袁紹は彼を迎えると、少女と向かい合わせた。
「淳于右校尉、こちらは曹典軍校尉だ。
今は女学生のような容姿だが、中身は三十路のおじさんだ。
ちなみに、すでに結婚相手がいるらしい」
青年は若干動揺しつつ、思った。
……へ、へえ?この人が曹操殿か。
確か、わりとすごい経歴の持ち主のはずだが、いらない情報ばかりで紹介されたな。
とりあえず青年は、微笑を浮かべて少女を見ていた。
「こちらは、淳于右校尉だ。黄巾賊討伐で素晴らしい手腕を見せた男だ。
まだまだ若いし、将来が楽しみだ」
「あ、ありがとうございますっ。

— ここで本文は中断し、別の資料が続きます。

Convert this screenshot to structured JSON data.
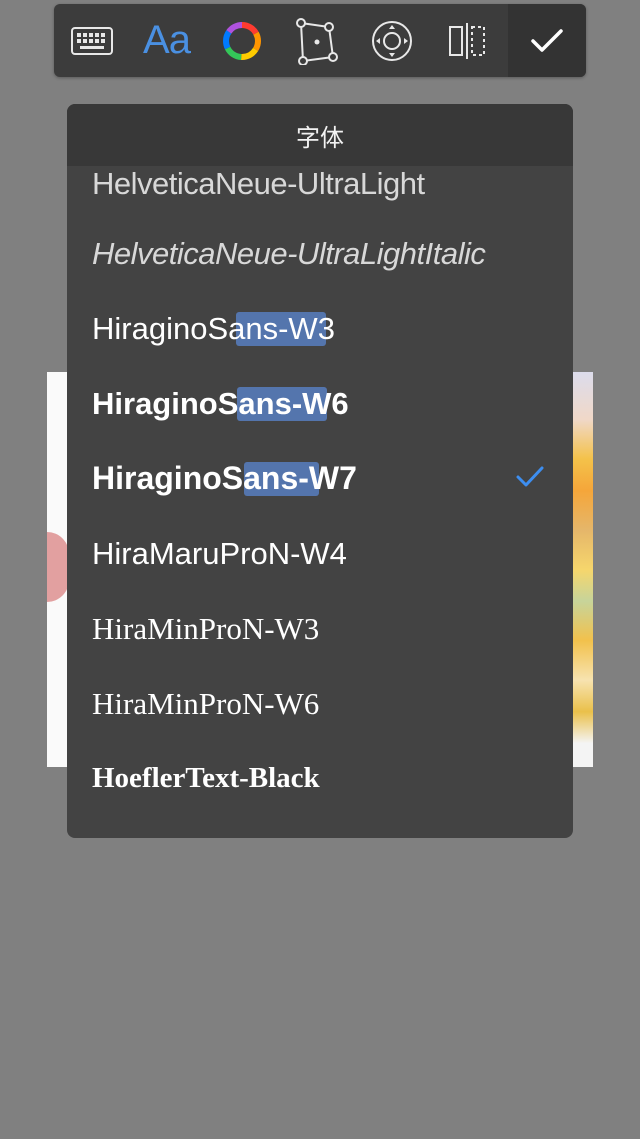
{
  "toolbar": {
    "items": [
      {
        "icon": "keyboard-icon"
      },
      {
        "icon": "font-icon",
        "label": "Aa"
      },
      {
        "icon": "color-wheel-icon"
      },
      {
        "icon": "transform-icon"
      },
      {
        "icon": "position-icon"
      },
      {
        "icon": "mirror-icon"
      },
      {
        "icon": "checkmark-icon"
      }
    ],
    "accent": "#4a90e2"
  },
  "font_picker": {
    "title": "字体",
    "selected_index": 4,
    "check_color": "#3d8ef0",
    "fonts": [
      {
        "name": "HelveticaNeue-UltraLight"
      },
      {
        "name": "HelveticaNeue-UltraLightItalic"
      },
      {
        "name": "HiraginoSans-W3"
      },
      {
        "name": "HiraginoSans-W6"
      },
      {
        "name": "HiraginoSans-W7"
      },
      {
        "name": "HiraMaruProN-W4"
      },
      {
        "name": "HiraMinProN-W3"
      },
      {
        "name": "HiraMinProN-W6"
      },
      {
        "name": "HoeflerText-Black"
      }
    ]
  }
}
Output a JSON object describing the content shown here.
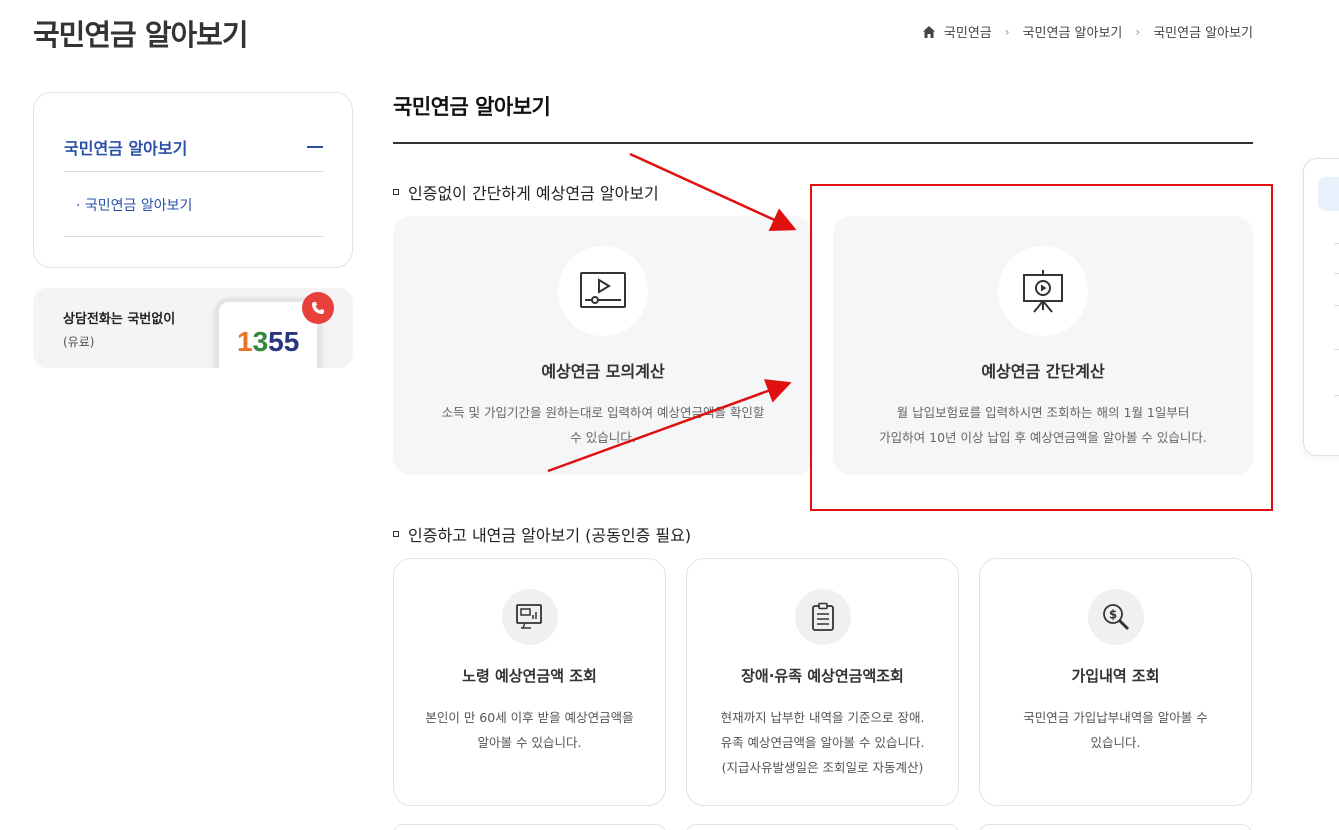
{
  "header": {
    "page_title": "국민연금 알아보기",
    "breadcrumb": [
      "국민연금",
      "국민연금 알아보기",
      "국민연금 알아보기"
    ],
    "home_icon": "home-icon"
  },
  "sidebar": {
    "menu_title": "국민연금 알아보기",
    "sub_items": [
      {
        "label": "· 국민연금 알아보기"
      }
    ]
  },
  "callbox": {
    "title": "상담전화는 국번없이",
    "subtitle": "(유료)",
    "number_digits": [
      {
        "d": "1",
        "color": "#e8742b"
      },
      {
        "d": "3",
        "color": "#2f8a3c"
      },
      {
        "d": "5",
        "color": "#2a3580"
      },
      {
        "d": "5",
        "color": "#2a3580"
      }
    ]
  },
  "main": {
    "title": "국민연금 알아보기",
    "section1": {
      "title": "인증없이 간단하게 예상연금 알아보기",
      "cards": [
        {
          "title": "예상연금 모의계산",
          "desc1": "소득 및 가입기간을 원하는대로 입력하여 예상연금액을 확인할",
          "desc2": "수 있습니다.",
          "icon": "video-play-icon"
        },
        {
          "title": "예상연금 간단계산",
          "desc1": "월 납입보험료를 입력하시면 조회하는 해의 1월 1일부터",
          "desc2": "가입하여 10년 이상 납입 후 예상연금액을 알아볼 수 있습니다.",
          "icon": "presentation-play-icon"
        }
      ]
    },
    "section2": {
      "title": "인증하고 내연금 알아보기 (공동인증 필요)",
      "cards": [
        {
          "title": "노령 예상연금액 조회",
          "desc1": "본인이 만 60세 이후 받을 예상연금액을",
          "desc2": "알아볼 수 있습니다.",
          "desc3": "",
          "icon": "monitor-chart-icon"
        },
        {
          "title": "장애·유족 예상연금액조회",
          "desc1": "현재까지 납부한 내역을 기준으로 장애.",
          "desc2": "유족 예상연금액을 알아볼 수 있습니다.",
          "desc3": "(지급사유발생일은 조회일로 자동계산)",
          "icon": "clipboard-icon"
        },
        {
          "title": "가입내역 조회",
          "desc1": "국민연금 가입납부내역을 알아볼 수",
          "desc2": "있습니다.",
          "desc3": "",
          "icon": "search-dollar-icon"
        }
      ]
    }
  },
  "annotation": {
    "highlight_color": "#e01010"
  }
}
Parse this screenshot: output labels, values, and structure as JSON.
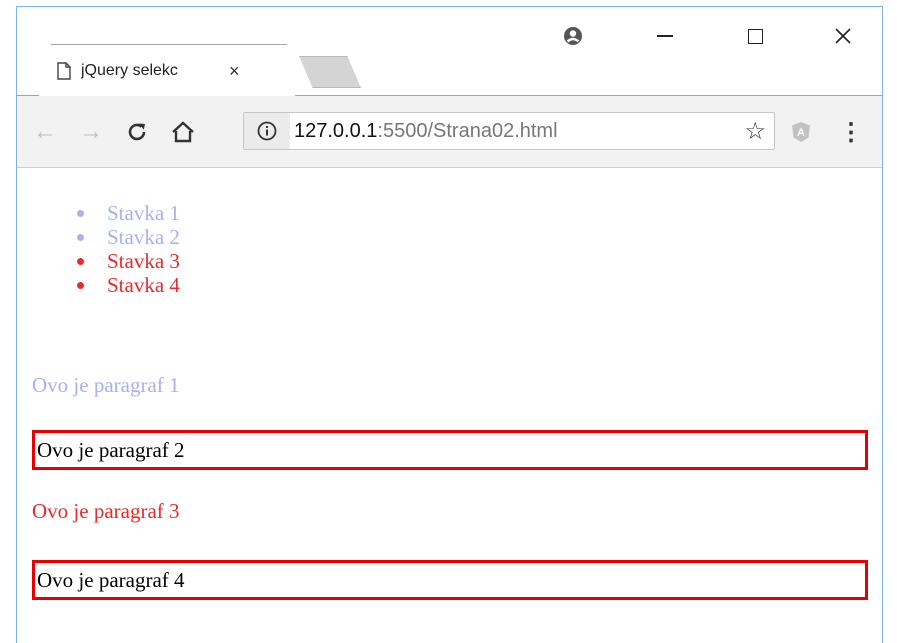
{
  "tab": {
    "title": "jQuery selekc",
    "close": "×"
  },
  "window": {
    "profile": "⚫",
    "minimize": "—",
    "maximize": "☐",
    "close": "✕"
  },
  "toolbar": {
    "back": "←",
    "forward": "→",
    "reload": "C",
    "home": "⌂",
    "url_host": "127.0.0.1",
    "url_rest": ":5500/Strana02.html",
    "star": "☆",
    "extension": "A",
    "menu": "⋮"
  },
  "page": {
    "list_items": [
      {
        "label": "Stavka 1",
        "color": "#a7b1f0"
      },
      {
        "label": "Stavka 2",
        "color": "#a7b1f0"
      },
      {
        "label": "Stavka 3",
        "color": "#e52b2b"
      },
      {
        "label": "Stavka 4",
        "color": "#e52b2b"
      }
    ],
    "paragraphs": [
      {
        "text": "Ovo je paragraf 1",
        "color": "#a7b1f0",
        "boxed": false
      },
      {
        "text": "Ovo je paragraf 2",
        "color": "#000000",
        "boxed": true
      },
      {
        "text": "Ovo je paragraf 3",
        "color": "#e52b2b",
        "boxed": false
      },
      {
        "text": "Ovo je paragraf 4",
        "color": "#000000",
        "boxed": true
      }
    ]
  },
  "colors": {
    "box_border": "#e60000",
    "window_border": "#7fb4e6"
  }
}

袁中軍校尉にそう言っていただけるなんて、大変な光栄でありますっ!」
少女からあっさり目を離すと、青年は瞳を輝かせて、袁紹に頭を下げた。
少女はその青年に向かって、拱手し頭を下げた。
「初めまして。淳于右校尉。私は曹操孟徳と申します。
同じ軍隊に所属されて、光栄に思います。これからも何卒、よろしくお願いいたします」
青年も、慌てて正面の相手に向き直ると、拱手と礼を返した。
「初めまして、曹典軍校尉。
私は淳于瓊(じゅんうけい)、字は仲簡と申します。
あなたのご活躍は、私たち若輩者の間でもよく話題に上がります。
政治だけでなく軍事の功績も素晴らしく、文武両道とは、まさにあなたの事です。
同じ軍隊所属となれました事、身に余る幸運です。
こちらこそ、よろしくお願いいたします」
曹操と淳于瓊は、改めて微笑みあった。
この三人が所属した「西園八校尉」は、稀(まれ)な軍隊である。
帝が「無上将軍」と称し、一軍隊の頂点として所属している、それだけでも特例だった。
その下には大宦官の蹇碩(けんせき)が「上軍校尉」
その下に四世三公の最高の名家、袁紹が「中軍校尉」に任命された。
片や、賄賂や汚職で私腹を肥やし、漢王室と国を腐敗させた濁流派代表の大宦官。
片や、彼らを取り締まろうと躍起になっている清流派の代表の名家。
いわば宿敵同士が、同じ軍隊に所属していたのだ。
しかし、この「西園八軍」の軍事記録に、彼らの行動は残っていない。
なぜなら、その後すぐに霊帝は崩御され、西園八校尉どころか国全体が方向性を失い、混乱し始めてしまうからである。